She made no answer to this appeal; perhaps she was past understanding it; her fingers fumbled feebly with the primroses; “I came out—for some flowers,” she said,—“but I didn’t bring—no basket; ay, lad—it is a long way—and it’s dark. Is there a tent—Dick? or where are we—to sleep to-night?”
“Mother, mother dear—home is close by—for God’s sake come home!”
“That——I will!” she said, her voice low and dull and broken, contrasting strangely with the apparent heartiness of the words. Then she raised her head feebly for a moment, and looked at them with her eyes expanding in great circles of light—light which was darkness; and then dropped back again heavily, upon the green primrose-leaves.
“Has she fainted?” said Valentine, in terror.
“Go and fetch some one!” cried Dick, imperiously commanding his brother for the first time—“something to carry her home.” He was master of the moment, in his sudden perception, and in the grief which he only could fully feel. He did not say what had happened, but he knew it to the depths of his heart. She had not fainted. She had got away where this time no one could follow her, or bring her back any more.

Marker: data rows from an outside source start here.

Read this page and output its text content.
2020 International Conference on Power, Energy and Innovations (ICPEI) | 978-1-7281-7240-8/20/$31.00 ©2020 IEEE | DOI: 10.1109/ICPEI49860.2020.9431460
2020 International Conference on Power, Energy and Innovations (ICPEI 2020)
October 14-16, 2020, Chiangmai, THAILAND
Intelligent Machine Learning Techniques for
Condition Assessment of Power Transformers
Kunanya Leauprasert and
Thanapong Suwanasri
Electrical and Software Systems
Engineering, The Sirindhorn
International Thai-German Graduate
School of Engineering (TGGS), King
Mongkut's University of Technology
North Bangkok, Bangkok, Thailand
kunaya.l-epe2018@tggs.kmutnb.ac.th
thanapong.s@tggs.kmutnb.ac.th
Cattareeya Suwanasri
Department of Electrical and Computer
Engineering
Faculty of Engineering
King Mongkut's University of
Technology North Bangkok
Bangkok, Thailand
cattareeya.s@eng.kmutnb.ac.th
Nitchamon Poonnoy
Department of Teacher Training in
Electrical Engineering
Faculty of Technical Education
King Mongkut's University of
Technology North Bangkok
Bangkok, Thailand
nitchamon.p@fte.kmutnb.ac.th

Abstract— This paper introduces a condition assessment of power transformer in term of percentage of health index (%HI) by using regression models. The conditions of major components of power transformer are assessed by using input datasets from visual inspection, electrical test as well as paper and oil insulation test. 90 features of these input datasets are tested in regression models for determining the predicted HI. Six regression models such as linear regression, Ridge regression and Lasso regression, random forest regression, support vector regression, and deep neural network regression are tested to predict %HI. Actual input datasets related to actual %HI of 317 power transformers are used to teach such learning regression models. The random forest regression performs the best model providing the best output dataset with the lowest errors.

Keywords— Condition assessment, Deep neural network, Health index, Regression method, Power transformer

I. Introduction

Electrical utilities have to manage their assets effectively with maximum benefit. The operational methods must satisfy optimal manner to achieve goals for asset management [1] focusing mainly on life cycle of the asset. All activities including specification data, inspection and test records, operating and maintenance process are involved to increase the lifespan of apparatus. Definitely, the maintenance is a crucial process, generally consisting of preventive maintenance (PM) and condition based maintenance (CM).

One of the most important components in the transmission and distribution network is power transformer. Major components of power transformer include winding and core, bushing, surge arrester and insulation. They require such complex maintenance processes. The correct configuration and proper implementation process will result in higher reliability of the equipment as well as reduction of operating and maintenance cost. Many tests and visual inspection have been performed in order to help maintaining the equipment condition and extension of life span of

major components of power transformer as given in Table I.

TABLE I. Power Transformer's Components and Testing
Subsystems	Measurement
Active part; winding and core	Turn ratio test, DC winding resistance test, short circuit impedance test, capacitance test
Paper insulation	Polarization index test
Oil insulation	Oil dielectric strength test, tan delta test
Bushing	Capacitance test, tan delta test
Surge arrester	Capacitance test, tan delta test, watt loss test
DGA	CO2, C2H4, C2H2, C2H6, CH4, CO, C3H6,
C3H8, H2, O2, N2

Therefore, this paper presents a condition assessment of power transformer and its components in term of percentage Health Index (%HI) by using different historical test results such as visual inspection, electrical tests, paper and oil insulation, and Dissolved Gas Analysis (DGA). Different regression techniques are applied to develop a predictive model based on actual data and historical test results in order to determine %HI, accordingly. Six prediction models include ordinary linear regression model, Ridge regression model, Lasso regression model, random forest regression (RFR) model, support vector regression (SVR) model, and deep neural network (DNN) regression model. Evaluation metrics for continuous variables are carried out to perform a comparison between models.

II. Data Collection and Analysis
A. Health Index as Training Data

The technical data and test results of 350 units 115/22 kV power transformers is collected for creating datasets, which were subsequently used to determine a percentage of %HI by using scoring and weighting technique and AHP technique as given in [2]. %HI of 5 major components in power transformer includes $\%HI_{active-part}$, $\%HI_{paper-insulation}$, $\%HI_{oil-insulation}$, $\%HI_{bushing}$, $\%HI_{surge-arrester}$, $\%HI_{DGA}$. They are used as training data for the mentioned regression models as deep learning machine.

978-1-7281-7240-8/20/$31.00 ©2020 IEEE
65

Val rushed through the trees to the broad footpath, to obey his brother’s orders, dismayed and anxious, but with no suspicion of what had really taken place; and there met a pony-carriage which Lady Eskside had sent after them, judging that if the poor wanderer were found, she might be too weary to walk back. Val returned immediately to where his mother lay, hoping, with a strange nervous dread which he could not account for, that she might have changed her position, and closed her eyes; for there was something that appalled him, he could not tell why, in the brilliancy of that look, which did not seem to direct itself to anything, not even to her sons. Dick raised her with difficulty in his arms, showing his brother without a word how to help him. And thus they made their way painfully through the brushwood. How heavy, how still, how motionless, how awful was their burden! Val’s heart began to beat as hers had done so short a time before. Was this how people looked when they fainted? Before they reached the pony-carriage he was exhausted with the strain, which was both physical and mental. He was afraid of her, not knowing what had happened to her. “Should not we get water—something to revive her?” he said, panting, as she was laid down in the little carriage. Dick only shook his head. “Lead the pony very gently,” he said to his brother; and Val once more did what he was told—humbly sending the servant who had brought it, on before them, to announce their coming, and to get the doctor. And thus her boys, all alone, no one with them, brought her home. It was what she would have chosen, poor soul! had she been able to choose.
I need not describe the commotion and excitement in Rosscraig when this piteous procession came to the door. Dick supporting her who needed no support; Val, with subdued looks, leading the pony. They carried her up-stairs into her own room between them, letting no one else touch her; and I think that, by that time, Val knew, as well as Dick. But of course all kind of vain attempts were made to bring her to herself, till the doctor came, who looked at her, and then sent all the foolish ministrations away. Richard Ross, coming in very white and worn from the river-side, where he had found nothing, met Mrs Harding coming down-stairs with solemn looks, but did not stop to question her. He went straight up into the rooms where up to this time there had existed a kind of moral barricade against him which he had seldom ventured to face. All was open now to him or any one. He could go where he pleased, penetrating into the very chamber a little while ago more closely shut against him than any Holy of Holies, where his wife lay. They had pulled away, for the sake of air, all the curtains and draperies which a few hours before had stifled her very soul; and there she lay, unveiled as yet, a marble woman, white and grand, with everything gone that detracted from her beauty. Her eyes were half closed, revealing still a glimmer under the long eyelashes, which had never showed as they did now, against the marble whiteness of her cheek. The kerchief on her head had fallen off, and the long dark hair framed the white face. The living woman had been beautiful with a beauty that was passing—the dead woman was sublime in a beauty that would last, in the eyes that saw her now, for ever. Richard thrust the doctor out of his way, who turned to speak to him. He put Val away with the other hand, and went up close to the bedside. What thoughts passed through his mind as he stood there! Sorrow, a certain indignation, a profound and mournful pity. It was she who had wronged him, not he who had wronged her; and there she lay, for whom he had lost his life, and who had never been his. His cold bosom swelled with an emotion greater than he knew how to account for. She was so beautiful that he was proud of her even at this last moment, and felt his choice justified; but she had got away for ever without one sign, without one word, to show that she had ever thought of him. He had given up everything for her, and she had never been his.
“Richard, Richard, come away,” said his mother, laying her hand on his arm; “we can do her no good now; and she had her boys with her, thank God, at the last.”
“Her boys!” he said, with a deep breath which was tremulous with injured love, with wounded pride, with unspeakable minglings of indignant sorrow. “I am her husband, mother, and she has gone without one word to me.”
Then he turned, and, without looking at any one, went away.